Apologists who have tended to highlight the negative impact technology is having on the health and minds of our young people are also running out of excuses. Just this week, Jordan Shapiro highlighted how the American Academy of Paediatrics (AAP) has dramatically altered its guidelines on screen time to reflect the reality of our world. Shapiro sums up this reality eloquently, as follows:

“Screens are now a ubiquitous part of our lives. It is a technology that has been completely integrated into the human experience. At this point, worrying about exposure to screens is like worrying about exposure to agriculture, indoor plumbing, the written word, or automobiles. For better or worse, the transition to screen based digital information technologies has already happened and now resistance is futile. The screen time rhetoric that accompanied the television—when this technology was still in its formative age—is no longer relevant.”

It requires a new way of working for teachers to navigate and master the digital landscape that allows them to make their assessments more meaningful and authentic.
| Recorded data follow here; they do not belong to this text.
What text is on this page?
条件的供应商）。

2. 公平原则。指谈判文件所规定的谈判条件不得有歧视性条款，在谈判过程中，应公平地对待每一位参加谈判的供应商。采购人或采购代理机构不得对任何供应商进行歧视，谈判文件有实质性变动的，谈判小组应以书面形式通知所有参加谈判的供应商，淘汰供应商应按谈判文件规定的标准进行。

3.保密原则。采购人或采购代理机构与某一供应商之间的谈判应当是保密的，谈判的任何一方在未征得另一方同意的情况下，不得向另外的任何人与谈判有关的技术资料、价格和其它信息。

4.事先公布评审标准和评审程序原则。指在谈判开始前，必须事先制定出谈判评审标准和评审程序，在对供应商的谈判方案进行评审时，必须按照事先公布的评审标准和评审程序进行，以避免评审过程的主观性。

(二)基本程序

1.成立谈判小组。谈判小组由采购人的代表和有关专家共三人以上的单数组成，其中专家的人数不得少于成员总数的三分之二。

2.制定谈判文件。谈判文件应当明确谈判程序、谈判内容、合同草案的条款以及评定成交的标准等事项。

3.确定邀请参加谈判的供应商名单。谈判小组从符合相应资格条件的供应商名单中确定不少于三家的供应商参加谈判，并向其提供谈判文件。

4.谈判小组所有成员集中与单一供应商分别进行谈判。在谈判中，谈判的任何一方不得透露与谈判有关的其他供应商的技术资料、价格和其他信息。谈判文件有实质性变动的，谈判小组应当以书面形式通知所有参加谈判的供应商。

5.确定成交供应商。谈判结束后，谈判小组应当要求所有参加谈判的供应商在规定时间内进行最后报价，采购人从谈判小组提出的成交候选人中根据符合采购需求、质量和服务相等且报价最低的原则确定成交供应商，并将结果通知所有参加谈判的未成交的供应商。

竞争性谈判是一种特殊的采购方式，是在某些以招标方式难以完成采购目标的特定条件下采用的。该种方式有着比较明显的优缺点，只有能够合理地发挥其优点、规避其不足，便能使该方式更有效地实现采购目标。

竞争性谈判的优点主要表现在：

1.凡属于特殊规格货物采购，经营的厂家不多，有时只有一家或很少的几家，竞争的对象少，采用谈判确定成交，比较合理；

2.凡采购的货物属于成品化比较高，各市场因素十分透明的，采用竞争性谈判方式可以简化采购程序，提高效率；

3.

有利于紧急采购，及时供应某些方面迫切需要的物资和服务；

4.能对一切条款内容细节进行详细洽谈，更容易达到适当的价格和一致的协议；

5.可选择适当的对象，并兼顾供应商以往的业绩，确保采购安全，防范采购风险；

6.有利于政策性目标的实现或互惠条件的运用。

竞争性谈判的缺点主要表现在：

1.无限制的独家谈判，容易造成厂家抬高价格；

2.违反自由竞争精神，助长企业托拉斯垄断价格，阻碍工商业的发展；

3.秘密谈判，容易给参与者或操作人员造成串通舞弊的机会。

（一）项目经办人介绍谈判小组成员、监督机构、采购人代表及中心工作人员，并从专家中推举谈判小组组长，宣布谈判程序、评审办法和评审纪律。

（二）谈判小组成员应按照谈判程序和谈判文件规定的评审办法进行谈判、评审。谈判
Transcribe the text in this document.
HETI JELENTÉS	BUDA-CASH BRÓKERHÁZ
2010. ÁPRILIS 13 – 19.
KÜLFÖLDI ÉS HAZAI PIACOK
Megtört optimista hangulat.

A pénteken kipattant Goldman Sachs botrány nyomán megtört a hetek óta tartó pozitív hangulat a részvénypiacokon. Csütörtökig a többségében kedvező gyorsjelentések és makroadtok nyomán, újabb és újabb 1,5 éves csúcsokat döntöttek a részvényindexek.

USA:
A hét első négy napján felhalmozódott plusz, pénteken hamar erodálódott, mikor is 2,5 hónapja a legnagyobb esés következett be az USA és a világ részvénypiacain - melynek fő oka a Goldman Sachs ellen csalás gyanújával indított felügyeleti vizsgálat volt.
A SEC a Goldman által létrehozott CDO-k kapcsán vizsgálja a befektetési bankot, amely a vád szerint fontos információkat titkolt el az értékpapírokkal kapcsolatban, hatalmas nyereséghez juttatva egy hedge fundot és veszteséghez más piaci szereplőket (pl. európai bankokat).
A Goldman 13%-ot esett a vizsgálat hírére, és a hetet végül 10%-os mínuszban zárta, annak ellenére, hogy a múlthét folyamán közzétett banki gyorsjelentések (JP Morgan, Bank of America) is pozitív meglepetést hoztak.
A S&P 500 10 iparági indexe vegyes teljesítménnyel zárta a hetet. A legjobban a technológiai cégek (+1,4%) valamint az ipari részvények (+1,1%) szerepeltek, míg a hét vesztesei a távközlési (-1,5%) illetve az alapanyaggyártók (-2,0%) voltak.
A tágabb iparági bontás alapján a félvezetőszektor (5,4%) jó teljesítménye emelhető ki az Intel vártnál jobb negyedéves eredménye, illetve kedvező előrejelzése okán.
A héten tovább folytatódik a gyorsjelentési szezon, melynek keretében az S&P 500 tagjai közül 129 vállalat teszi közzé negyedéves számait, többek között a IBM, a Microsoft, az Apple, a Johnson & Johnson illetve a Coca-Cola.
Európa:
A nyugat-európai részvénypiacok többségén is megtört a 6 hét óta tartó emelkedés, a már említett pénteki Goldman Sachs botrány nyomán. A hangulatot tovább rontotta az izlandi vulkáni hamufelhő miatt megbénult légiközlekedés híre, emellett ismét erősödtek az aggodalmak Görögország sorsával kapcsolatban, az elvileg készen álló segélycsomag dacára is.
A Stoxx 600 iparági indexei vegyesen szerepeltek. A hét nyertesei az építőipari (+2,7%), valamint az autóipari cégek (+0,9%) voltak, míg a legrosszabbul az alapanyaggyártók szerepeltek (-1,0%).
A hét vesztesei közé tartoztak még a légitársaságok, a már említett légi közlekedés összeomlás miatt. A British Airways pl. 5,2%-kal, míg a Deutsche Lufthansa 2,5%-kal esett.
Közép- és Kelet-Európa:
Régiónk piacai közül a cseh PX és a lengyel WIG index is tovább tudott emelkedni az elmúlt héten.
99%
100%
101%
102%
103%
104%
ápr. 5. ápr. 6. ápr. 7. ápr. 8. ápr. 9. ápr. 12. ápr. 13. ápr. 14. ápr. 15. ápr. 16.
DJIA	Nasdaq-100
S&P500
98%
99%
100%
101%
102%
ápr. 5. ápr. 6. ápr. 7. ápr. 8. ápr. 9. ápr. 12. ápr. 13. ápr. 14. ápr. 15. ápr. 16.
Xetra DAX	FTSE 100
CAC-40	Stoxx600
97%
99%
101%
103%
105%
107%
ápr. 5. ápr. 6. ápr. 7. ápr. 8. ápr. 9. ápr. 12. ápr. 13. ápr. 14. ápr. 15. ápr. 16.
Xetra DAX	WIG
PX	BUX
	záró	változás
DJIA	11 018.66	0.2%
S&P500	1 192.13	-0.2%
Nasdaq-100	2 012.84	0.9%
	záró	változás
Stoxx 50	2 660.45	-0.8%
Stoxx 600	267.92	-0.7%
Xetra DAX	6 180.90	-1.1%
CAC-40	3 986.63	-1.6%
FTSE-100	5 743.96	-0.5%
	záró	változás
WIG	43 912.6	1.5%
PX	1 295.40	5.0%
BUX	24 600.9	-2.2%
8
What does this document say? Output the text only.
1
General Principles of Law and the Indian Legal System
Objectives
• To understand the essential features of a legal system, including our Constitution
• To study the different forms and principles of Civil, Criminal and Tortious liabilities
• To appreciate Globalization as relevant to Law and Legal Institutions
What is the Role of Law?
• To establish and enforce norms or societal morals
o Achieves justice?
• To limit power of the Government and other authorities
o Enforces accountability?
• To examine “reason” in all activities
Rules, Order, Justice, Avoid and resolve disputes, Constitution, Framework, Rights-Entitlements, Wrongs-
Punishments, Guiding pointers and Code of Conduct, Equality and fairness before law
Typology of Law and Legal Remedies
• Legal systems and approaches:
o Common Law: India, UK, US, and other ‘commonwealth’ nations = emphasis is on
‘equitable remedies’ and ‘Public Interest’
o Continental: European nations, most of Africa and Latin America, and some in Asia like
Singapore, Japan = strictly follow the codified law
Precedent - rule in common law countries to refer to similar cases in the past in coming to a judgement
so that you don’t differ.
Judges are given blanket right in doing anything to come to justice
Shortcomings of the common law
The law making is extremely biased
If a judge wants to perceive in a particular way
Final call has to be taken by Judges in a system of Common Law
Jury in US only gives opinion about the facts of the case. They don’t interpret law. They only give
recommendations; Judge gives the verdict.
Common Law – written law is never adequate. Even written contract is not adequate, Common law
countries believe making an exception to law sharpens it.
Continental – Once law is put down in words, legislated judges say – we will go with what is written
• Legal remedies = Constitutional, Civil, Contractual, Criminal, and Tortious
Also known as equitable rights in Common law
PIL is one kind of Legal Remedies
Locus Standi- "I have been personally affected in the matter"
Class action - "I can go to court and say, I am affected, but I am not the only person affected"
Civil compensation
But since our students have access to the same tools and audience that professionals use today, we can no longer afford to simply pretend, imagine, or use learning activities that were the norm in 1975 or even 2005. Creative teachers are meeting this shift in admirable ways, but we also need to be wary of “the tweak” – the practice of taking a pre-digital learning activity and simply appending a digital nuance to it. We are in a new landscape. It requires new, not revised thinking. We can’t pretend otherwise.

As Heidi Hayes Jacobs contends: “We should go aggressively out of our way to search for better ways to help our learners demonstrate learning with the types of products and performances that match our times. If we do not do this, then we should change our mission statements to reflect the desire to hold onto the past.”